Geplante Bebauung des Geländes der Fleischerei Wulff
Vom Grundsatz her einverstanden

Telgte -

Auch wenn es vor allem bei der Höhe der Mehrfamilienhäuser Bedenken gab: Im Grundsatz war das Gros der Anlieger mit der geplanten Bebauung des Wulff-Geländes am Hermann-Löns-Weg einverstanden.

Freitag, 29.09.2017, 05:09 Uhr

Voll war es im Ratssaal anlässlich der Einwohnerversammlung bezüglich der geplanten Bebauung des Wulff-Areals am Hermann-Löns-Weg.
Voll war es im Ratssaal anlässlich der Einwohnerversammlung bezüglich der geplanten Bebauung des Wulff-Areals am Hermann-Löns-Weg. Foto: Große Hüttmann

Im Grundsatz war das Gros der Anlieger mit der geplanten Bebauung des Wulff-Geländes am Hermann-Löns-Weg einverstanden. Das zeigte sich bei einer Versammlung am Donnerstagabend im Rathaus.
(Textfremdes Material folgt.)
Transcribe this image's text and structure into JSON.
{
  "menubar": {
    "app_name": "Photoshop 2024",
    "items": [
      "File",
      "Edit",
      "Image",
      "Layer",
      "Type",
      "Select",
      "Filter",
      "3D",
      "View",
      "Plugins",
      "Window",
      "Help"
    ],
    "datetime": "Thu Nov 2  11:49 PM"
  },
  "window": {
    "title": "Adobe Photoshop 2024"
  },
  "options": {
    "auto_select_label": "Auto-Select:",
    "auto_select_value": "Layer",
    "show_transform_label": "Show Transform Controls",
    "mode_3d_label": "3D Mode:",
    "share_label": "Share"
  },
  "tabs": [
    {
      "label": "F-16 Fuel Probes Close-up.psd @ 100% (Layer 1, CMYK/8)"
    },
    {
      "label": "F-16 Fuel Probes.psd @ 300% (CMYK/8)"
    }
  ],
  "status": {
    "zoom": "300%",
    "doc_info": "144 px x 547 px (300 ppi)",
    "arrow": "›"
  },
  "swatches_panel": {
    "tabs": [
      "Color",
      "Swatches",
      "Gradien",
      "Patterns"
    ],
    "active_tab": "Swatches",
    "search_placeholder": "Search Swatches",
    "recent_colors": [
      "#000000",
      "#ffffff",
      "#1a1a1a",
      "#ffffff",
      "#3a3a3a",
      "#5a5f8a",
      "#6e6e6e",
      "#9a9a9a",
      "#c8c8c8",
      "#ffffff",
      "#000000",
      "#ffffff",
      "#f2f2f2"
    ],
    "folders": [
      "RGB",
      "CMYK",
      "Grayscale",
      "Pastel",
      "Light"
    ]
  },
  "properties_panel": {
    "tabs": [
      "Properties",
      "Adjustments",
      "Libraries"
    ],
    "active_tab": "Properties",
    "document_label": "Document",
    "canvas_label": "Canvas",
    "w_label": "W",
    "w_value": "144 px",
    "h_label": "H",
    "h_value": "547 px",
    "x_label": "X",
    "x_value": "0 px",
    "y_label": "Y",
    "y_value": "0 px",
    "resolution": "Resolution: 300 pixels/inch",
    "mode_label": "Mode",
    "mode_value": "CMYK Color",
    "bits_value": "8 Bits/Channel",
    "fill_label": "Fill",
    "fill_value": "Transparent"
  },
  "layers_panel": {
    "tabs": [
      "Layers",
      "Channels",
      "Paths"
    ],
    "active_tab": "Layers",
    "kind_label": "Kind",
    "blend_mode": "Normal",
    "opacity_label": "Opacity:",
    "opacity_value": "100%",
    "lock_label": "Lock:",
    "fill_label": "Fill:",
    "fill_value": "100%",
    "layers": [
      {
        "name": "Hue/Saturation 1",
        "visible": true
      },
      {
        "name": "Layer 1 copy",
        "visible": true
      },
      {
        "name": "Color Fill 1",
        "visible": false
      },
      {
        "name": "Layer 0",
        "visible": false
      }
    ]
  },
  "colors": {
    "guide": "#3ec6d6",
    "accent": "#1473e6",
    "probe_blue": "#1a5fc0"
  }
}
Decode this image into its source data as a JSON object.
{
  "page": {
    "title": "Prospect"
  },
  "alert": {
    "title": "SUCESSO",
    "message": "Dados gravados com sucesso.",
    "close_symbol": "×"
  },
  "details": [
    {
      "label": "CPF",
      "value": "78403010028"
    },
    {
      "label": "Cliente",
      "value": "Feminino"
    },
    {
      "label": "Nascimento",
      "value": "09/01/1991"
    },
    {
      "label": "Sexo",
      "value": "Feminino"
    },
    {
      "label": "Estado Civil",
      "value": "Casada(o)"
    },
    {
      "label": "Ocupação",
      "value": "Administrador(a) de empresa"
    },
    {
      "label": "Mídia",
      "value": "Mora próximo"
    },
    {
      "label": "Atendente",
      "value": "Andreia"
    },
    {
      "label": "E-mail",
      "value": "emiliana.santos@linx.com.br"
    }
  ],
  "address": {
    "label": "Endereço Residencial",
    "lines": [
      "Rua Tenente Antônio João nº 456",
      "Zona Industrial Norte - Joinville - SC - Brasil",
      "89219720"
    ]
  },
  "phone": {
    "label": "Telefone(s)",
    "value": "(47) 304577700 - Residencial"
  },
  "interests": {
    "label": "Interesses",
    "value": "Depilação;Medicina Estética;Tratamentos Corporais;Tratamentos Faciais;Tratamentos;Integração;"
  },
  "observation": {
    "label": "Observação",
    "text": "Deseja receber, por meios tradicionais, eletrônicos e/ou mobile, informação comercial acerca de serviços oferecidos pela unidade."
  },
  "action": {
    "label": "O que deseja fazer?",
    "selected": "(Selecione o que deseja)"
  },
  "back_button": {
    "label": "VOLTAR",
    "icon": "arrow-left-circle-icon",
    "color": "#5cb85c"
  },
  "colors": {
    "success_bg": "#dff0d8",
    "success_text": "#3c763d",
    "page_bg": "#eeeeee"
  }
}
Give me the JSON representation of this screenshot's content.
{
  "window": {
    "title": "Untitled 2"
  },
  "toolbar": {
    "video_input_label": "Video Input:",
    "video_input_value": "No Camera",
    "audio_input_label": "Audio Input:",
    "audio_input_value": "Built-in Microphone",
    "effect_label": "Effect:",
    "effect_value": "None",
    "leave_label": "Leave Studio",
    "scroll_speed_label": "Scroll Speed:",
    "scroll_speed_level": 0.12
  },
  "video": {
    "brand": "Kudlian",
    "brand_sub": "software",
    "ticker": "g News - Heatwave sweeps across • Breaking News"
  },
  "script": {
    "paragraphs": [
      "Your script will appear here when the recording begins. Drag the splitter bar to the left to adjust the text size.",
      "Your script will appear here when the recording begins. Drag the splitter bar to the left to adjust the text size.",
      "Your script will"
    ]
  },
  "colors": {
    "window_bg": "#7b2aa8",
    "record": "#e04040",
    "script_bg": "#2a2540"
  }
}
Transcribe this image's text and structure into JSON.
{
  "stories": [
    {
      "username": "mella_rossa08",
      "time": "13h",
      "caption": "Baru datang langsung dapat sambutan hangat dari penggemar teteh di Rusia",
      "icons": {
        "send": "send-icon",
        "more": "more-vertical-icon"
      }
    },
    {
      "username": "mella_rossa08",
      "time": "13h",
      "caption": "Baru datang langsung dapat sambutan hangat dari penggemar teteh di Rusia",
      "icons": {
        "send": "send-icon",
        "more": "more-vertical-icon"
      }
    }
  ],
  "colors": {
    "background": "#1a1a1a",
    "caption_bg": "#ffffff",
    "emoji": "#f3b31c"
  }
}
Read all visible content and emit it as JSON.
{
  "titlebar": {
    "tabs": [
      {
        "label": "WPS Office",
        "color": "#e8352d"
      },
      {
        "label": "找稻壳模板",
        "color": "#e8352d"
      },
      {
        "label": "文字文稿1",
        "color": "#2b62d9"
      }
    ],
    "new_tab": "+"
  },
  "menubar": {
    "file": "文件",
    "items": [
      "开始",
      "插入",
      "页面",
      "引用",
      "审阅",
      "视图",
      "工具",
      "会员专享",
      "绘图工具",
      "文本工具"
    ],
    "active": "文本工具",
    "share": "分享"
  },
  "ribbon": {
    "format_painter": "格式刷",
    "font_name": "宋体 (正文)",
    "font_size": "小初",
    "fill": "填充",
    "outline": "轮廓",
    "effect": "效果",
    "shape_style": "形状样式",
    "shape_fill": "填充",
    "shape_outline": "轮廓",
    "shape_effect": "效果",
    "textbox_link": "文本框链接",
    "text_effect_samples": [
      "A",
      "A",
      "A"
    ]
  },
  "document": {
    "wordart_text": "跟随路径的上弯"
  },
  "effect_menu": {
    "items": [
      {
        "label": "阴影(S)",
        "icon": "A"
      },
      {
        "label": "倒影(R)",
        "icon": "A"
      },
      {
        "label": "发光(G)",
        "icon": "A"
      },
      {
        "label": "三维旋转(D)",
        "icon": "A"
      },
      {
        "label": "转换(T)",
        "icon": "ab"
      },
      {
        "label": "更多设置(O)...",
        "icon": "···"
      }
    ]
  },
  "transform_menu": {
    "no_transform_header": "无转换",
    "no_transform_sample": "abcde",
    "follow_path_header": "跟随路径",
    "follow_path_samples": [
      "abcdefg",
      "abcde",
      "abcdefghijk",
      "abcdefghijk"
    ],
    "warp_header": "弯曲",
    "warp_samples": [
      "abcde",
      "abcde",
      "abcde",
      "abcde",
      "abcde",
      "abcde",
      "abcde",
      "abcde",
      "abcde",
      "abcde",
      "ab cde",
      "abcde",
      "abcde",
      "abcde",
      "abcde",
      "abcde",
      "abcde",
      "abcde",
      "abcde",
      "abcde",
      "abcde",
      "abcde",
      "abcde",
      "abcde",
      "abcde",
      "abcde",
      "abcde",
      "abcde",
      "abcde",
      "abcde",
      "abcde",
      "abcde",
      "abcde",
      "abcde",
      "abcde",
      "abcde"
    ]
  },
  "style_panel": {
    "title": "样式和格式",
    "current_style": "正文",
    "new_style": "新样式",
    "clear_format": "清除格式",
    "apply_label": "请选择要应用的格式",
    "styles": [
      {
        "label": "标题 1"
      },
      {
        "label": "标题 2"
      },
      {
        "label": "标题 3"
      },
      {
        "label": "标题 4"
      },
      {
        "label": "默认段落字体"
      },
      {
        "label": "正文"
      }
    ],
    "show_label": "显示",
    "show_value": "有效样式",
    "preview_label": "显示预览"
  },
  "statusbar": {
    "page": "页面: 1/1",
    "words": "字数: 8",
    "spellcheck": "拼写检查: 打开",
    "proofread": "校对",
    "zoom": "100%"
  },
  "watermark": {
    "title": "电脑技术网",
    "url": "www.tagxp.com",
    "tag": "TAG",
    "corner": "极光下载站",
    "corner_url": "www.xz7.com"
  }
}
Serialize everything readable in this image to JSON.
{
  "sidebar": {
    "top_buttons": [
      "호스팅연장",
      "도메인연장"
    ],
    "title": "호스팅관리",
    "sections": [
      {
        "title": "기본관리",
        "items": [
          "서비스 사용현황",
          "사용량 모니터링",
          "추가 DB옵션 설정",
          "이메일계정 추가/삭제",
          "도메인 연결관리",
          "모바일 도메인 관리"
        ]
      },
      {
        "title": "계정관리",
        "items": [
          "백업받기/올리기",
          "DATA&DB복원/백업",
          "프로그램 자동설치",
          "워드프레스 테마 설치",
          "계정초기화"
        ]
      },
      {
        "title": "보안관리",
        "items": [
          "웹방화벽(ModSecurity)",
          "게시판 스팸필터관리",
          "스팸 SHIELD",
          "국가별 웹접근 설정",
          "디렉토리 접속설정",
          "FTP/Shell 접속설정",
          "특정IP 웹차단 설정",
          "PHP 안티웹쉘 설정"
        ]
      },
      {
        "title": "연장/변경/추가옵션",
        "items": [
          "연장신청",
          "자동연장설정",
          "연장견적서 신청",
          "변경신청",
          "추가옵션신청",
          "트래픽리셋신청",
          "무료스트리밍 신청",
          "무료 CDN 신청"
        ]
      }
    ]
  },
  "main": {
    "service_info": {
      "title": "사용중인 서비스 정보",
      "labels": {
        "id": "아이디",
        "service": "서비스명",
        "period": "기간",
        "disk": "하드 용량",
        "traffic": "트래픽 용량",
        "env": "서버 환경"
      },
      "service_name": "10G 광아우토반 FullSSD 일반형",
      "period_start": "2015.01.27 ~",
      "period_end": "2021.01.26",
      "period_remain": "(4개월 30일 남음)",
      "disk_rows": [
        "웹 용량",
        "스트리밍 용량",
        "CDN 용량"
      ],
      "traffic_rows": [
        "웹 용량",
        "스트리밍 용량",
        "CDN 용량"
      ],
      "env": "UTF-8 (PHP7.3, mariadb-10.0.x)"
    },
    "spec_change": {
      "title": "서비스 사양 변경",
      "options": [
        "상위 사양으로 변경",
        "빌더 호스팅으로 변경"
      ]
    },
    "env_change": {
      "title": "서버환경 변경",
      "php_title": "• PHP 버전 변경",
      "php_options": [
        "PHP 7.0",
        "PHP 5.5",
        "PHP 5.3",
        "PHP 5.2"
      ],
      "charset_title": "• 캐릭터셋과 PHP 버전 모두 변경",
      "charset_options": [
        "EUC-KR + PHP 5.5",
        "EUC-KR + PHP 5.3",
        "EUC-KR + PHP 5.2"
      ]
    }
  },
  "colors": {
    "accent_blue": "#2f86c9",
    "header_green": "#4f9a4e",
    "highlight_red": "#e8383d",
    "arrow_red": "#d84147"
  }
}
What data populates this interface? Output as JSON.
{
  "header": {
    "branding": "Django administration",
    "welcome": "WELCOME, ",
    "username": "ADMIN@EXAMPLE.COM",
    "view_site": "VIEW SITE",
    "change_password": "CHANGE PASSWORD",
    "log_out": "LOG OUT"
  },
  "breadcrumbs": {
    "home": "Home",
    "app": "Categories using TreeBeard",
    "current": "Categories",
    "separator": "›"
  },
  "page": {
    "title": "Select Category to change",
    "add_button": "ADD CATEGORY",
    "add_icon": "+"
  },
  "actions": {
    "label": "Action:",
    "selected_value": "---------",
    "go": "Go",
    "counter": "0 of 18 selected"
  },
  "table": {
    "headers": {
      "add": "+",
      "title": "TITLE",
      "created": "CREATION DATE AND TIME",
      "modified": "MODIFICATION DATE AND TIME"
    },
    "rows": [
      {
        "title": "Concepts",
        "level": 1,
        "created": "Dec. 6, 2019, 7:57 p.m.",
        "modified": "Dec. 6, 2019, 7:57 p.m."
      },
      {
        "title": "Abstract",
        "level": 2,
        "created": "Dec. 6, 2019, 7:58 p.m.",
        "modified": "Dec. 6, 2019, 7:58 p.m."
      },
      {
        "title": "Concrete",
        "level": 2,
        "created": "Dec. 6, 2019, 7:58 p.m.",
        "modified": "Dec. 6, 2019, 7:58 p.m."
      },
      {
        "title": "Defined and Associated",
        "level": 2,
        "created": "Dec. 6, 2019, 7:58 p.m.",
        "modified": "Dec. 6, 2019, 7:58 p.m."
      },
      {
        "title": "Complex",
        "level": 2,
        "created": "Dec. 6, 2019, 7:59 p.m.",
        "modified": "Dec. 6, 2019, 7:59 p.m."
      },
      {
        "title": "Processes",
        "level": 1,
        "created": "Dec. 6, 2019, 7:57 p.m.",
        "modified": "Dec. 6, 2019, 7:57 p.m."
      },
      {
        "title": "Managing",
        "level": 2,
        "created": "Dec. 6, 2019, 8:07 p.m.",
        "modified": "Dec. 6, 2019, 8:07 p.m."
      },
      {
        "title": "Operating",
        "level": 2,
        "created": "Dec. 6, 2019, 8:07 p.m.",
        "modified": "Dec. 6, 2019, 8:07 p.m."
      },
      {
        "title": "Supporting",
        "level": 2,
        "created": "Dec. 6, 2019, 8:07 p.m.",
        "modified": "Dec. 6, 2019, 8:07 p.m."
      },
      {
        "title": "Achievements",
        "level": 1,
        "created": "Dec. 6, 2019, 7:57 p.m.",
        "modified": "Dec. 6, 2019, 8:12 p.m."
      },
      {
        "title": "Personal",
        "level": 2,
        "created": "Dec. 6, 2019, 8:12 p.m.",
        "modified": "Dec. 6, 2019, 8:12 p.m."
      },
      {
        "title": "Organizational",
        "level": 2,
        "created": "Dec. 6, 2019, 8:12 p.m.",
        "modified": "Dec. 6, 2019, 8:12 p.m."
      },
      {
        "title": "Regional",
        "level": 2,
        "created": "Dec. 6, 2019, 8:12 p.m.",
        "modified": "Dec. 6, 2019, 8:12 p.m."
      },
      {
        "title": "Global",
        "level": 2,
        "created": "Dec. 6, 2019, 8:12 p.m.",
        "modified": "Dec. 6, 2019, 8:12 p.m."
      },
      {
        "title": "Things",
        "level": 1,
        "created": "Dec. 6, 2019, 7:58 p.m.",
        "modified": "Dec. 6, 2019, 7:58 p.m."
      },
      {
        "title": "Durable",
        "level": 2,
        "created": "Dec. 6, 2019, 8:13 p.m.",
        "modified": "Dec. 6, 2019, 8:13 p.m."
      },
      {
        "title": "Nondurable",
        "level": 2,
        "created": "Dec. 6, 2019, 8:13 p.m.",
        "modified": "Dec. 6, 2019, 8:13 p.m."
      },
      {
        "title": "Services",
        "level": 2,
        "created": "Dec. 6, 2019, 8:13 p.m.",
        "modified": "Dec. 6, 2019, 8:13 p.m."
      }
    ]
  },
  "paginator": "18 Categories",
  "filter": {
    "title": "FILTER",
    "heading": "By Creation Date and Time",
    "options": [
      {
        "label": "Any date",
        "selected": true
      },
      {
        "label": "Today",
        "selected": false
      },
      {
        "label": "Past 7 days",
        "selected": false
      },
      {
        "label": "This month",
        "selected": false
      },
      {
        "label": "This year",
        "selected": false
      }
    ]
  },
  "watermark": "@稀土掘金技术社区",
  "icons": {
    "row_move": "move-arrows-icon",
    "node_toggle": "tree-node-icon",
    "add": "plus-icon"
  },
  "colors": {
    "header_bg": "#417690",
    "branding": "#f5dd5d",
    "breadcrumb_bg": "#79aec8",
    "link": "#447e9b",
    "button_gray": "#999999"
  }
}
Mit einem Punkt hatten einige Anwesende aber ziemliche Bauchschmerzen: Im Randbereich des rund 12 000 Quadratmeter großen Areals sind in der Nähe des Kindergartens Wiesenhaus Mehrfamilienhaus-Blöcke geplant, die zwischen dreieinhalb und viereinhalbgeschossig ausgeführt werden sollen.

Auf Nachfrage sagte Jan Roth, Geschäftsführer der Planungsfirma ISR, dass das einer Höhe zwischen 13,50 und 17 Meter entsprechen würde. „Das ist zu viel“, war mehrfach eine der Äußerungen im Saal. Bürgermeister Wolfgang Pieper nahm das als Anregung mit in die weiteren politischen Beratungen. Gestern stand das Thema bereits auf der Agenda des Bau- und Planungsausschusses (Bericht folgt).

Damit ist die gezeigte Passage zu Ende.